In [None]:
import pandas as pd
import numpy as np
import tensorflow as tf
import tensorflow_addons as tfa
import os
import re

from tqdm import tqdm
from transformers import *
from langdetect import detect

In [None]:
import sys
sys.path.append('/home/cshoon036/MixMind/mm_bert/korean')

from kor_emotion_analysis import *
from kor_preprocessing import isKorean_percent

In [None]:
import sys
sys.path.append('/home/cshoon036/MixMind/mm_bert/english')

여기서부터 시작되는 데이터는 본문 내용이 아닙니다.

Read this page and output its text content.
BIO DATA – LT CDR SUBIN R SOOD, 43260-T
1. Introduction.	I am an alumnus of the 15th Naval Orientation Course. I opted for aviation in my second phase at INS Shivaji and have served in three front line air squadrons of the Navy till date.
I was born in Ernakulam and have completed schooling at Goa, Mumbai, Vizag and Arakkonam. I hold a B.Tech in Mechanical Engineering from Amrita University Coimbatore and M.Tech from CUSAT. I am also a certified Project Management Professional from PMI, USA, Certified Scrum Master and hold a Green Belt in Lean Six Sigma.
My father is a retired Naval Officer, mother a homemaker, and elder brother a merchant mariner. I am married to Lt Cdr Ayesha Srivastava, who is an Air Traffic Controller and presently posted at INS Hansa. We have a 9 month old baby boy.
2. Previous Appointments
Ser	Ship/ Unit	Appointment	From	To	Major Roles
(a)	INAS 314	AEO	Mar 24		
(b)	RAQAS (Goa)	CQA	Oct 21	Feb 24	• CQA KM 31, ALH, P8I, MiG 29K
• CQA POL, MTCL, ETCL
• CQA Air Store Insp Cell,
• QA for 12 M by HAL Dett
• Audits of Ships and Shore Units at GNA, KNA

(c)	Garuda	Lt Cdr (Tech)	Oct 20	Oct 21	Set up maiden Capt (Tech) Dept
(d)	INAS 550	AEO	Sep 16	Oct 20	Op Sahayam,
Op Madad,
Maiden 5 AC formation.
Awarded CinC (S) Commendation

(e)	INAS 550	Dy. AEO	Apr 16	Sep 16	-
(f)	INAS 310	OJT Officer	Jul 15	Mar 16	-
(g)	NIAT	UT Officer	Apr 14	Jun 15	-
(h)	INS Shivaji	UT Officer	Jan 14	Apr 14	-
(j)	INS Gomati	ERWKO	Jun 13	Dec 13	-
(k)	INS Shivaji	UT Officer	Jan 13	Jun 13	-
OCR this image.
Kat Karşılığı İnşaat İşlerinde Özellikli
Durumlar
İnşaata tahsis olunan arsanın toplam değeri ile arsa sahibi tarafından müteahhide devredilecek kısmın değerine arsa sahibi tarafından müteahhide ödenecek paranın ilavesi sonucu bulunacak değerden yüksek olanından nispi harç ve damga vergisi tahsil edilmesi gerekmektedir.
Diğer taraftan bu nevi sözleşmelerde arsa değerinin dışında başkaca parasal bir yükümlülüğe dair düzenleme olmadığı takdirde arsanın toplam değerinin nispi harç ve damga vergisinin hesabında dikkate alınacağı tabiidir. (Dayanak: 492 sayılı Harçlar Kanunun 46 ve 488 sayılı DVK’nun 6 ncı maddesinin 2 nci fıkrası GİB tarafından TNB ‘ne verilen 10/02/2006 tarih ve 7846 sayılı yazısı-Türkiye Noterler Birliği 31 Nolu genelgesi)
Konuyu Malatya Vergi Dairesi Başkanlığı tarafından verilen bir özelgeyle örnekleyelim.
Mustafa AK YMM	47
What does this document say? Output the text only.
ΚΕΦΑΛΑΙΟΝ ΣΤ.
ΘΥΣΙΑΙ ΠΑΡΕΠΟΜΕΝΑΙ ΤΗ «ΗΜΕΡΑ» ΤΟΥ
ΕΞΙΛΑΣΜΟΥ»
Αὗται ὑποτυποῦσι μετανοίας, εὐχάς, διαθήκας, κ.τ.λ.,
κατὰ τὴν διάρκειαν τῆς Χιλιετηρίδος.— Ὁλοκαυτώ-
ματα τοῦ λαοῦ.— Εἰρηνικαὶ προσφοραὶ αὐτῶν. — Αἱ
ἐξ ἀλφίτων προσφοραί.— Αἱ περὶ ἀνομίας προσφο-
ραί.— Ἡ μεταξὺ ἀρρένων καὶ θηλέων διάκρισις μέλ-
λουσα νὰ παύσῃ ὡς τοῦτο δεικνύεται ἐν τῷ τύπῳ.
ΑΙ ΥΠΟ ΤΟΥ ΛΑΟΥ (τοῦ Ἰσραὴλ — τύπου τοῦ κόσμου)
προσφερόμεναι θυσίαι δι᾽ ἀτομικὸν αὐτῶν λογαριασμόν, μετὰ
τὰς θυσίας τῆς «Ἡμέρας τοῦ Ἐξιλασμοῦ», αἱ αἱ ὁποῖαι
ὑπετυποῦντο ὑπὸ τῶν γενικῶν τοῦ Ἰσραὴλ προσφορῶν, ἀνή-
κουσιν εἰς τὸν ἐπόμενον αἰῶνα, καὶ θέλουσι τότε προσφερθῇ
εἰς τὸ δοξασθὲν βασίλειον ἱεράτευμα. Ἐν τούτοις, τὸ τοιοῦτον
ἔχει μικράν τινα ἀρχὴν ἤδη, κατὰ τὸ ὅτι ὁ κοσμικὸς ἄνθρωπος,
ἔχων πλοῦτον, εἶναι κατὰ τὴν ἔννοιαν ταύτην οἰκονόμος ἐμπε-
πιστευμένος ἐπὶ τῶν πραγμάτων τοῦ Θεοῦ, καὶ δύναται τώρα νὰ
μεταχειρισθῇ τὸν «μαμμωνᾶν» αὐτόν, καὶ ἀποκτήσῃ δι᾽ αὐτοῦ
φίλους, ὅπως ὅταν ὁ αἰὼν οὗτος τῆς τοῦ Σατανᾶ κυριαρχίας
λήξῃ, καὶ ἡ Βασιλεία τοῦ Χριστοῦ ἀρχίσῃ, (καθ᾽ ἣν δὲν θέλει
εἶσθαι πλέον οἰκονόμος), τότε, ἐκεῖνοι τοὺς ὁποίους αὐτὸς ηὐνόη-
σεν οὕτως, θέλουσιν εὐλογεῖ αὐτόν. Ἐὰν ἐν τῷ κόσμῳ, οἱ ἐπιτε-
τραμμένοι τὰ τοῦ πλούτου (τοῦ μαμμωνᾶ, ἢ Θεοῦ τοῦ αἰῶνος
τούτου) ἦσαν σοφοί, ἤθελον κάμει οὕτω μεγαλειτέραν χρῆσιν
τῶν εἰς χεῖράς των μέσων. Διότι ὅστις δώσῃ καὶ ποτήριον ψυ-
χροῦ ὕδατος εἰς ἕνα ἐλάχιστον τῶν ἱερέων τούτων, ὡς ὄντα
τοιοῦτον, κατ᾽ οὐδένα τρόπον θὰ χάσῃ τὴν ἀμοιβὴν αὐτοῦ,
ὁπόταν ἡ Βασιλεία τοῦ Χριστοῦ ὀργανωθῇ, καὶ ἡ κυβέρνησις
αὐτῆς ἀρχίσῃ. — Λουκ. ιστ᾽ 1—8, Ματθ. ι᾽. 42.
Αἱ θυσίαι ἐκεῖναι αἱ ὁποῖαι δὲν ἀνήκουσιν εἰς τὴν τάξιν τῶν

from eng_emotion_analysis import *

In [None]:
sentiment_model_kor = TFBertClassifier_KOR(model_name='bert-base-multilingual-cased', dir_path='bert_ckpt')
sentiment_model_eng = TFBertClassifier_ENG(model_name='bert-base-cased')

In [None]:
# 가중치(한글)
opt = tfa.optimizers.RectifiedAdam(lr=5.0e-5, total_steps = 2344*4, warmup_proportion=0.1, min_lr=1e-5, epsilon=1e-08, clipnorm=1.0)
loss = tf.keras.losses.BinaryCrossentropy(from_logits=True)
sentiment_model_kor.compile(optimizer=opt, loss=loss, metrics=['accuracy'])

In [None]:
# 가중치(영어), this learning rate is for bert model , taken from huggingface website
optimizer = tf.keras.optimizers.legacy.Adam(learning_rate=5e-05, epsilon=1e-08,decay=0.01,clipnorm=1.0)
loss = tf.keras.losses.CategoricalCrossentropy(from_logits = True)
metric = tf.keras.metrics.CategoricalAccuracy('balanced_accuracy'),
sentiment_model_eng.compile(optimizer = optimizer,loss = loss, metrics = metric)

In [None]:
sentiment_model_kor.load_weights('/home/cshoon036/MixMind/mm_bert/korean/korean_binary_sentiment_weights/korean_binary_sentiment_weights')
sentiment_model_eng.load_weights('/home/cshoon036/MixMind/mm_bert/english/new_multi_sentiment_weights/new_multi_sentiment_weights')

In [None]:
# 한글 사전 분류 위한 vocab
vocab_path = '/home/cshoon036/MixMind/mm_bert/korean/vocab_9class_500.csv'
stopwords_path = '/home/cshoon036/MixMind/mm_bert/korean/stopwords.txt'

vocab = load_vocab(vocab_path, stopwords_path)

In [None]:
# DB에서 리뷰 export
# import pymysql

# db = pymysql.connect(host='34.64.62.157', port=3306, user='cshoon036', passwd='clftjd4dlek!', dataset='mixmind_webservice', charset='utf8')

# cur = db.cursor()
# query = "Select id, review from mixmind_musicreview"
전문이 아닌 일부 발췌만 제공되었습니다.